Dawson's Dawn Man
Dawson's Dawn Man: The Hoax at Piltdown
Kenneth Feder
In his Frauds, Myths, and Mysteries; Science and Pseudo-Science 1990
[40] The Piltdown Man fossil is a literal skeleton in the closet of prehistoric archaeology and human paleontology. This single specimen seemed to turn our understanding of human evolution on its head and certainly did turn the heads of not just a few of the world's most talented scientists. The story of Piltdown has been presented in detail by Ronald Millar in his 1972 book The Piltdown Men, by J. S. Weiner in his 1955 work The Piltdown Forgery, and most recently in 1986 by Charles Blinderman in The Piltdown Inquest. The story is useful in its telling if only to show that even scientific observers can make mistakes. This is particularly the case when trained scientists are faced with that which they are not trained to detect-intellectual criminal-ity. But let us begin before the beginning, before the discovery of the Piltdown fossil.
The Evolutionary Context
We need to turn the clock back to Europe of the late nineteenth and early twentieth centuries. The concept of evolution-the notion that all animal and plant forms seen in the modern world} had descended or evolved from earlier, ancestral forms-had been debated by scientists for quite some time (Greene 1959).
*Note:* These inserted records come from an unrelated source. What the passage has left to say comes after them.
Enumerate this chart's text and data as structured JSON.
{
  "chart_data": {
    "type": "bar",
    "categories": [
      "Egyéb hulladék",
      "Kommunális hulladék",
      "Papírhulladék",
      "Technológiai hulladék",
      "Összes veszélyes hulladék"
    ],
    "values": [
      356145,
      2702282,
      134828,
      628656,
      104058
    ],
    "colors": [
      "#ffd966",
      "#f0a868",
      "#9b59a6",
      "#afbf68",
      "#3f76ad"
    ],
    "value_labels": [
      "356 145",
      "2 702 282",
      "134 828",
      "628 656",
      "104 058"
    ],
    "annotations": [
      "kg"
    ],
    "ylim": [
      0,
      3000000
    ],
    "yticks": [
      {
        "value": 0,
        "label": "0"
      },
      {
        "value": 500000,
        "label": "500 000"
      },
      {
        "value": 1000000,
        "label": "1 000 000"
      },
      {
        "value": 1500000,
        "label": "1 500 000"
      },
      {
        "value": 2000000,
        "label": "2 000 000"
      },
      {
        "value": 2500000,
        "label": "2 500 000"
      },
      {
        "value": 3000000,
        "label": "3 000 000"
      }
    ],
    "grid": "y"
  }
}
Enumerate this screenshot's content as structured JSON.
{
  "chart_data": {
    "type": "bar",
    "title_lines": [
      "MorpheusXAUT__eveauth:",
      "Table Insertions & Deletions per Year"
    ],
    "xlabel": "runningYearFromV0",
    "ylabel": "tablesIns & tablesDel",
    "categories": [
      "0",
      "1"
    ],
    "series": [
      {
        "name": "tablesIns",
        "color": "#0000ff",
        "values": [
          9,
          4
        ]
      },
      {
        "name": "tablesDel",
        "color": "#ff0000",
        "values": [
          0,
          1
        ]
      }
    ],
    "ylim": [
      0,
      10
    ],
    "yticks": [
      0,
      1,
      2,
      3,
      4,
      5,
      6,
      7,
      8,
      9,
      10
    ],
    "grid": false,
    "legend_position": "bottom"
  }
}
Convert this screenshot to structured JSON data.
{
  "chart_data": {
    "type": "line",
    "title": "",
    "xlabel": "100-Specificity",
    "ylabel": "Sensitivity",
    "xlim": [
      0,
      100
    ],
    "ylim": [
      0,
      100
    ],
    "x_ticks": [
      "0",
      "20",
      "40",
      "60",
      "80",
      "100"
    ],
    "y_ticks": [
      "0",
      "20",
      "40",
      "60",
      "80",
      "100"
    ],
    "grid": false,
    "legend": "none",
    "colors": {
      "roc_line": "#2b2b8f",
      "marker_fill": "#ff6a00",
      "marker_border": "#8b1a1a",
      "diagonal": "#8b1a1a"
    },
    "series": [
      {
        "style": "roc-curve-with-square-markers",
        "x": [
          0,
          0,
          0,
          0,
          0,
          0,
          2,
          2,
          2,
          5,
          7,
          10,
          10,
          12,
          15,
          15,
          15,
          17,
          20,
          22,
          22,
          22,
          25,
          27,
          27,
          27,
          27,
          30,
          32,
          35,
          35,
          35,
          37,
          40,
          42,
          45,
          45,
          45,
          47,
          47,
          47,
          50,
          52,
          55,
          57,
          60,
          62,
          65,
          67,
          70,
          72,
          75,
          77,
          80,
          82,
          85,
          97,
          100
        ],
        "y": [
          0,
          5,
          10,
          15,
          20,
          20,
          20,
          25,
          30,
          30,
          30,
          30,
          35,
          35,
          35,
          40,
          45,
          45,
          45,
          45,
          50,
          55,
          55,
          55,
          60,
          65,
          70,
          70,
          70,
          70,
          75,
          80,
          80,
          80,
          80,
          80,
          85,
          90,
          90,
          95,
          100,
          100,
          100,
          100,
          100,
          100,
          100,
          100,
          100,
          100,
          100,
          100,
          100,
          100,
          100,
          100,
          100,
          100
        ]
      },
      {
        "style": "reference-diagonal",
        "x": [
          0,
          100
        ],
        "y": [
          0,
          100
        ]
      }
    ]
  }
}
It was not until Charles Darwin's On the Origin of Species was published in 1859, however, that a viable mechanism for evolution was proposed and supported with an enormous body of data. Darwin had meticulously studied his subject, collecting evidence from all over the world for more than thirty years in support of his evolutionary mechanism called [41] natural selection. Darwin's arguments were so well reasoned that most scientists soon became convinced of the explanatory power of his theory. Darwin went on to apply his general theory to humanity in The Descent of Man, published in 1871. This book was also enormously successful, and more thinkers came to accept the notion of human evolution.
Around the same time that Darwin was theorizing about the biological origin of humanity, discoveries were being made in Europe and Asia that seemed to support the concept of human evolution from ancestral forms. In 1856, workmen building a roadway in the Neander Valley of Germany came across some remarkable bones. The head was large but oddly shaped (Figure 4.1). The cranium (the skull minus the mandible or jaw) was much flatter than a modern human's, the bones heavier. The face jutted out, the forehead sloped back, and massive bone ridges appeared just above the eye sockets. Around the same time, other skeletons were found in Belgium and Spain that looked very similar. The postcranial bones (all the bones below the skull) of these fossils were quite similar to those of modern humans.
There was some initial confusion about how to label these specimens. Some scientists concluded that they simply represented pathological freaks. Rudolf Virchow, the world's preeminent anatomist, explained the curious bony ridges above the eyes as the result of blows to the foreheads of the creatures (Kennedy 1975). Eventually, however, scientists realized that these creatures, then and now called Neandertals after their most famous find-spot, represented a primitive and ancient form of humanity.
The growing acceptance of Darwin's theory of evolution and the discovery of primitive-looking, though humanlike, fossils combined to radically shift people's opinions about human origins. In fact, the initial abhorrence many felt concerning the entire notion of human evolution from lower, more primitive forms was remarkably changed in just a few decades (Greene 1959). By the turn of the twentieth century, not only were many people comfortable with the general concept of human evolution, but there actually was also a feeling of national pride concerning the discovery of a human ancestor within one's borders.
The Germans could point to their Neandertal skeletons and claim that the first primitive human being was a German. The French could counter that their own Cro-Magnon-ancient, though not as old as the German Neandertals-was a more humanlike and advanced ancestor; therefore, the first true human was a Frenchman. Fossils had also been found in Belgium and Spain, so Belgians and Spaniards could claim for themselves a place within the story of human origin and development. Even so small a nation as Holland could lay claim to a place in human evolutionary history since a Dutchman, Eugene Dubois, in 1891 had discovered the fossilized remains of a primitive human ancestor in Java, a Dutch-owned colony in the western Pacific.
[42] However, one great European nation did not and could not participate
fully in the debate over the ultimate origins of humanity. That nation was
England. Very simply, by the beginning of the second decade of the twentieth
century, no fossils of human evolutionary significance had been located
in England. This lack of fossils led French scientists to label English
human paleontology mere "pebble-collecting" (Blinderman 1986).